Ministro sustenta que pedido não reúne elementos suficientes
para ser analisado pelo Supremo
O ministro do STF (Supremo
Tribunal Federal) Alexandre de Moraes rejeitou um habeas
corpus apresentado por um estudante de direito em favor do
ex-presidente Jair
Bolsonaro. Segundo o ministro, o pedido não reunia elementos
suficientes para ser analisado, o que levou ao encerramento do processo sem
julgamento do mérito.
A decisão foi assinada na última quarta-feira (28) e
publicada na quinta (29).
A solicitação foi protocolada por Francisco Ricardo Alves
Machado, que não integra a equipe de advogados de Bolsonaro. De
acordo com seu perfil no LinkedIn, ele é estudante de direito.

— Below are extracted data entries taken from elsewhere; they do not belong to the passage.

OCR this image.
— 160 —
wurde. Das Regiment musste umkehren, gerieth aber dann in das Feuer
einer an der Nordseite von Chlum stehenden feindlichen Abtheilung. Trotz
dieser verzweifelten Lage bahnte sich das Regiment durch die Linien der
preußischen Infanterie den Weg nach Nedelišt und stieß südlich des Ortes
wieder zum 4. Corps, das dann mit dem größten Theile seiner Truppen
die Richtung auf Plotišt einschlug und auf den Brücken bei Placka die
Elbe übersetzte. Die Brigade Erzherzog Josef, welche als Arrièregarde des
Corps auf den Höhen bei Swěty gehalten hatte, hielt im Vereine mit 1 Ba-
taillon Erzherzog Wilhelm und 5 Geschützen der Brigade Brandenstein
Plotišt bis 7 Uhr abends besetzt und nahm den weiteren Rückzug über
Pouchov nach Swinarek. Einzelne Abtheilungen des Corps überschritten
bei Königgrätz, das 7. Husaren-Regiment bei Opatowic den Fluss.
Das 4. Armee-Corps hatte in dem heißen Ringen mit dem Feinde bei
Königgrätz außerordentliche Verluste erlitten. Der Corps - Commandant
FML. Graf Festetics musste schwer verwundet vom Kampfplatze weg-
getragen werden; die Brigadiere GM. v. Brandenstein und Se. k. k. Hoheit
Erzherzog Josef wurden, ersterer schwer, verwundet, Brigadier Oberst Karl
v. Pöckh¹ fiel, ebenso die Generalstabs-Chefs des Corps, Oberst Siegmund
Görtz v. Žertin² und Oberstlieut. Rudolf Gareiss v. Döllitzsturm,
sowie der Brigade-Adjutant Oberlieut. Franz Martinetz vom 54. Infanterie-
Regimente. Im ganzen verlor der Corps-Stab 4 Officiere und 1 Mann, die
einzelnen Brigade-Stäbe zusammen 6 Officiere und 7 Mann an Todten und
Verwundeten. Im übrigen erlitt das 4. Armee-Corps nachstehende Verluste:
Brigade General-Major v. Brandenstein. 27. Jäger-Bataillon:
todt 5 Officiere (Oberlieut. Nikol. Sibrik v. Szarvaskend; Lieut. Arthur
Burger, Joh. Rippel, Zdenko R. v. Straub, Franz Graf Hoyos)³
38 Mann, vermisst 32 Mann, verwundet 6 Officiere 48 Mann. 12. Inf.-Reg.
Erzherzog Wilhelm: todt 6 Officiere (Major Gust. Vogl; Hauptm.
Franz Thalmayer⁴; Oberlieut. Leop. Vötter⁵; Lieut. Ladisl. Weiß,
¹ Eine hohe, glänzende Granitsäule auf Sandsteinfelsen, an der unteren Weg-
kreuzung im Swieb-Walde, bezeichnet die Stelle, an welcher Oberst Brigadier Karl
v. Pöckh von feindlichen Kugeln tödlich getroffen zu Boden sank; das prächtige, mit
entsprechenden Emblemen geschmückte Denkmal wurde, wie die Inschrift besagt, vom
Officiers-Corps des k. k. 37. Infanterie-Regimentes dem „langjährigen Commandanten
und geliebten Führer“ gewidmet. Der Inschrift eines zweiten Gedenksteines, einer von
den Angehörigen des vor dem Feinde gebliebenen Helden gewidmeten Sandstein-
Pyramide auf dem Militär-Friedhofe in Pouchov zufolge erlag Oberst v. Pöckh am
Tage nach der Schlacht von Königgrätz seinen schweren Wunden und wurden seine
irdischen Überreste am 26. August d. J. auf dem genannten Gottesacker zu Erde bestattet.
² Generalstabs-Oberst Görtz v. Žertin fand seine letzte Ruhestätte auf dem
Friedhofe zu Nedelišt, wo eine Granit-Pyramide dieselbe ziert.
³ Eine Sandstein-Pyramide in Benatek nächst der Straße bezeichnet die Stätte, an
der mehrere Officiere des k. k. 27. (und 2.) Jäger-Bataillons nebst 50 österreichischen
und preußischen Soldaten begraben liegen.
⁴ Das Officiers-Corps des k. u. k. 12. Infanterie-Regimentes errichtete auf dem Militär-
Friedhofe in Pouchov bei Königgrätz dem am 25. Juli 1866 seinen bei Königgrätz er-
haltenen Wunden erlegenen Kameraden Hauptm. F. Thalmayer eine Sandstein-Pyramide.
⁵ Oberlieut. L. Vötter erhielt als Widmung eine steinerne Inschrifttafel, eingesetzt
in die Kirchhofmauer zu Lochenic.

No pedido encaminhado ao Supremo, o estudante afirmou que o
ex-presidente estaria sofrendo restrições ilegais à liberdade e pediu a anulação
dos processos em curso. O argumento central era o de que o magistrado
responsável pelos casos deveria ser considerado suspeito.
Na petição, Machado sustentou que um juiz não pode atuar em
processos quando há, por exemplo, interesse pessoal, relação direta com as
partes ou qualquer situação que comprometa sua imparcialidade.
O habeas corpus também menciona tratados internacionais de
direitos humanos, como o Pacto de San José da Costa Rica e o Pacto
Internacional sobre Direitos Civis e Políticos, para defender o direito à
liberdade e à vida do ex-presidente.
Além disso, o autor alegou que os fatos atribuídos a
Bolsonaro não poderiam resultar em condenação, por considerar que
não haveria possibilidade real de consumação do crime. Com base nessa tese,
pediu o encerramento da ação penal.
Ao final, solicitou uma decisão urgente para garantir
a libertação imediata do ex-presidente e, posteriormente, o
reconhecimento de que não haveria crime a ser punido.
Entenda por que Moraes negou o pedido
Na decisão, Alexandre de Moraes afirmou que o pedido não
apresentava informações mínimas que permitissem a análise do caso pelo
Supremo. Segundo ele, o texto não indicava de forma clara qual seria o ato
ilegal praticado nem apontava quem teria sido responsável por essa suposta
violação.
O ministro destacou que o habeas corpus se limitou a argumentos
genéricos e à reprodução de dispositivos legais, sem apresentar fatos concretos
que justificassem a atuação da Corte.
“Não há, na petição inicial, individualização mínima de
fatos aptos a embasar o pedido formulado, circunstância que compromete a admissibilidade
da impetração”, escreveu Moraes, ao rejeitar a solicitação.